WARNING: Package under development
Python package wrapping up the ongoing cluster analysis of the LSST/DESC cluster group. For more info, see the two following github repositories:
- A collection of notebooks for LSST
- The ReprocessingTaskForce repository
See also the private Trello board that we use to share our work.
To install:
git clone https://github.com/nicolaschotard/Clusters.git pip install Clusters/
To install in a local directory mypath
, use:
pip install --prefix='mypath' Clusters/
and do not forget to add it to your PYTHONPATH.
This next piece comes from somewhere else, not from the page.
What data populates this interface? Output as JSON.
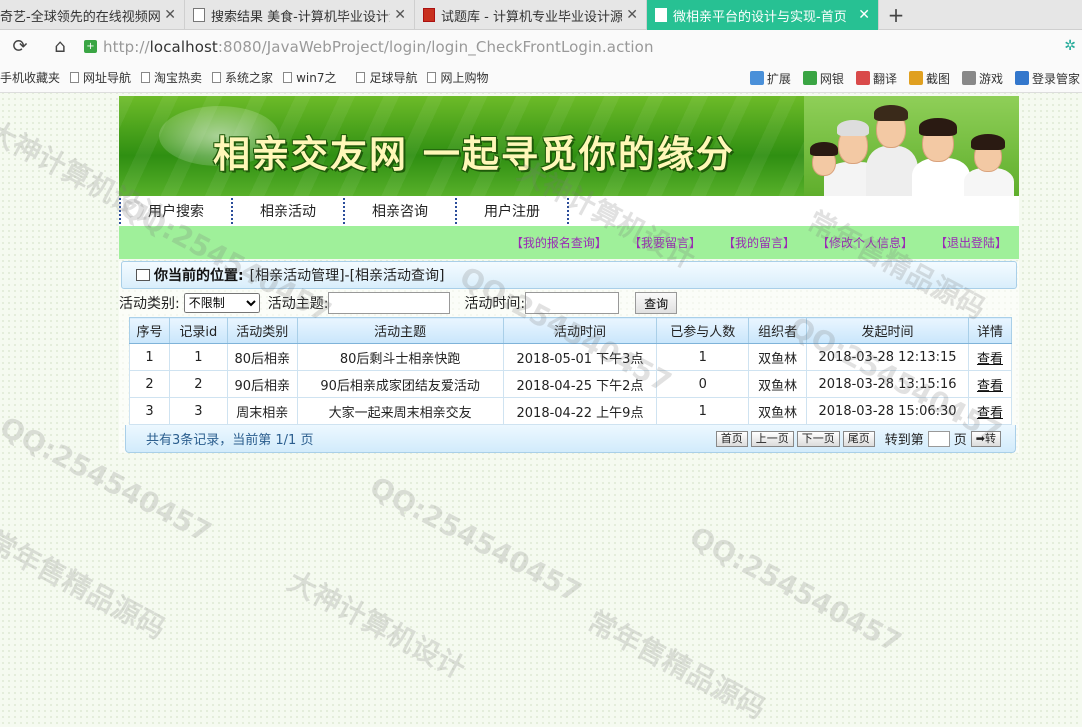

To upgrade to a new version (after a git pull
or a local modification), use:
pip install --upgrade (--prefix='mypath') Clusters/
To install a release version (no release version available yet):
pip install http://github.com/nicolaschotard/Cluster/archive/v0.1.tar.gz
Also works with the master:
pip install (--upgrade) https://github.com/nicolaschotard/Clusters/archive/master.zip
In the future, release versions will be listed at this location.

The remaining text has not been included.